Pour aller plus loin
L’utilisation de vaccins provenant de la réserve humanitaire ne pourra être envisagée qu’en "dernier recours", s’il n’est pas possible de remédier autrement aux failles de la couverture vaccinale. Chaque demande sera examinée attentivement et au cas par cas, et la décision devra se conformer aux principes d'impartialité, de neutralité, d'indépendance et d'humanité. Cela implique une évaluation minutieuse de chaque cas, en tenant compte de la complexité et de l’interconnexion des situations créées par la pandémie, de la disponibilité des doses, des moyens logistiques disponibles pour assurer leur déploiement, ainsi que des besoins des populations concernées.
La réserve humanitaire sera particulièrement utile en cas de conflit armé ou de défaillance des États ; elle permettra de protéger les populations vivant dans les zones contrôlées par des groupes armés non étatiques, inaccessibles aux gouvernements en place. En effet, la contestation de certains territoires et le contrôle de certaines zones par des acteurs non étatiques font obstacle à l'attribution et à la distribution normales des vaccins contre la COVID-19 dans le cadre de COVAX. Les populations qui pourront bénéficier des doses provenant de la réserve humanitaire sont définies dans l'Aperçu humanitaire global 2021 (mis à jour en 2022).

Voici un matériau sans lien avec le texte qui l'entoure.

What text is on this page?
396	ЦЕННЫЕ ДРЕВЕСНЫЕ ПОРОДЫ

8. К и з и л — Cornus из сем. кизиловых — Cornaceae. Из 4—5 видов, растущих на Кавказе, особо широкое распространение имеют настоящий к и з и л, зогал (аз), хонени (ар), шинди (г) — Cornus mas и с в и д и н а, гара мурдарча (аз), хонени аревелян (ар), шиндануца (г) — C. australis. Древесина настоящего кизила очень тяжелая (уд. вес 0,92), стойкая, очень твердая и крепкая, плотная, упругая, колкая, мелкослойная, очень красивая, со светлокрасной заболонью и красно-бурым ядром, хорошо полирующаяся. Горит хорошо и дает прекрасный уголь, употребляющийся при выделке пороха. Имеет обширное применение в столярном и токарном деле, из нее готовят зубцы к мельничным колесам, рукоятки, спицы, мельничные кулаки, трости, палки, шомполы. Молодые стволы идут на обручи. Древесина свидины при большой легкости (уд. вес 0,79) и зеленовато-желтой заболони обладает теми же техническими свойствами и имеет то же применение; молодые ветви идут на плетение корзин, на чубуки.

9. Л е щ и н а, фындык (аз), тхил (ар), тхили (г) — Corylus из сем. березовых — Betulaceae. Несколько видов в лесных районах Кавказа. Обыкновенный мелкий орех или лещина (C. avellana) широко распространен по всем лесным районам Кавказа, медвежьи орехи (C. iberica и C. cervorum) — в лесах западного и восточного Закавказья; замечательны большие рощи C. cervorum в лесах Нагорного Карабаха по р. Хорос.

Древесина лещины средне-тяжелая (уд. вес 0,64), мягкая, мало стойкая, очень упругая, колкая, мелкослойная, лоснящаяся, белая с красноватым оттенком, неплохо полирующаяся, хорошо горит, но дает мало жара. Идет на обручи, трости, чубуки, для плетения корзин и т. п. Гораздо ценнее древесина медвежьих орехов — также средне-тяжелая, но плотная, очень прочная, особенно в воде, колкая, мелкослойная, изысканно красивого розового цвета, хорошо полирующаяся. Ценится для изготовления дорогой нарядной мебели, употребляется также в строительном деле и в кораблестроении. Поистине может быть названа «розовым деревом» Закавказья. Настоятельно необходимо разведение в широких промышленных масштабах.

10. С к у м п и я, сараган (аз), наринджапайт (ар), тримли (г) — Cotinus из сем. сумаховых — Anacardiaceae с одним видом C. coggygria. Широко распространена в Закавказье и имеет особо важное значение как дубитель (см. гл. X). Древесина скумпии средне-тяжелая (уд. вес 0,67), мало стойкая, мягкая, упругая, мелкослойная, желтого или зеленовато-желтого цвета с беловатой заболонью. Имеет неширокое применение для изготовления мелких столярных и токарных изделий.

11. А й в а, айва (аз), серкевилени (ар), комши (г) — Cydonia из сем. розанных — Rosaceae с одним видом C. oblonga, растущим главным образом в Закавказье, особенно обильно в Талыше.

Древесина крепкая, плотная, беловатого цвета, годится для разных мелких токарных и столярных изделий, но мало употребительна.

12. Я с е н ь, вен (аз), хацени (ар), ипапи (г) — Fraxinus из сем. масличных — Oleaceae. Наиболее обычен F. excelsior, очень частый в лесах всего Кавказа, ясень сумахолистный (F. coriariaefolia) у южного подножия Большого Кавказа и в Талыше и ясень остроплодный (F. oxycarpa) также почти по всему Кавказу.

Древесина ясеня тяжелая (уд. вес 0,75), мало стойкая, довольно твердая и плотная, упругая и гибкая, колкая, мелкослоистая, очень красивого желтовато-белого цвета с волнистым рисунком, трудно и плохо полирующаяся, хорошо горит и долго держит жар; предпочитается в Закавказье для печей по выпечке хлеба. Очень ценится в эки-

C’est pourquoi le Conseil d'administration de Gavi a chargé le Groupe des directeurs des situations d'urgence du Comité permanent interagences (IASC) de prendre les décisions concernant l'allocation des doses de vaccin de la réserve à usage humanitaire. Créé par l'Assemblée générale des Nations Unies en 1991, l’IASC est la plus haute instance de coordination humanitaire du système des Nations Unies.
Selon l’IASC, près de 167 millions de personnes risquent d'être exclues de la vaccination contre la COVID-19, ces chiffres étant toutefois très variables et sujets à des fluctuations brutales imprévisibles suite à de nouveaux conflits ou à des catastrophes naturelles. Plus des deux tiers de ces personnes appartiennent à des économies éligibles à l'AMC COVAX de Gavi. La réserve humanitaire n’a pas pour vocation de vacciner la totalité de ces populations, mais de fournir, conformément aux recommandations du Groupe consultatif stratégique d'experts sur la vaccination (SAGE), suffisamment de doses pour vacciner les groupes à haut risque de ces populations, tout en maintenant le même taux de couverture que celui des communautés et des pays d'accueil.
La mise en place de la réserve humanitaire comporte des difficultés qui lui sont propres, qu'il s'agisse du coût de la distribution des vaccins dans les régions à faibles ressources ou des problèmes d'indemnisation et de responsabilité dans des territoires qui échappent à toute juridiction. Mais c’est également l’occasion de tirer parti de l’expérience acquise et des progrès réalisés pour améliorer l'accès à la vaccination des communautés qui en sont actuellement privées.
Comme la plupart des enfants qui échappent à la vaccination de routine vivent dans des zones fragiles et en proie à des conflits, les demandes d’accès aux doses de vaccins de la réserve humanitaire permettront de mieux connaître les populations marginalisées et à haut risque. Ces informations pourront servir à élaborer des stratégies de vaccination systématique offrant un ensemble intégré de services de santé et autres services essentiels.
Conçue pour résoudre un problème complexe, la réserve humanitaire de COVAX a un objectif très simple : Ne laisser personne de côté.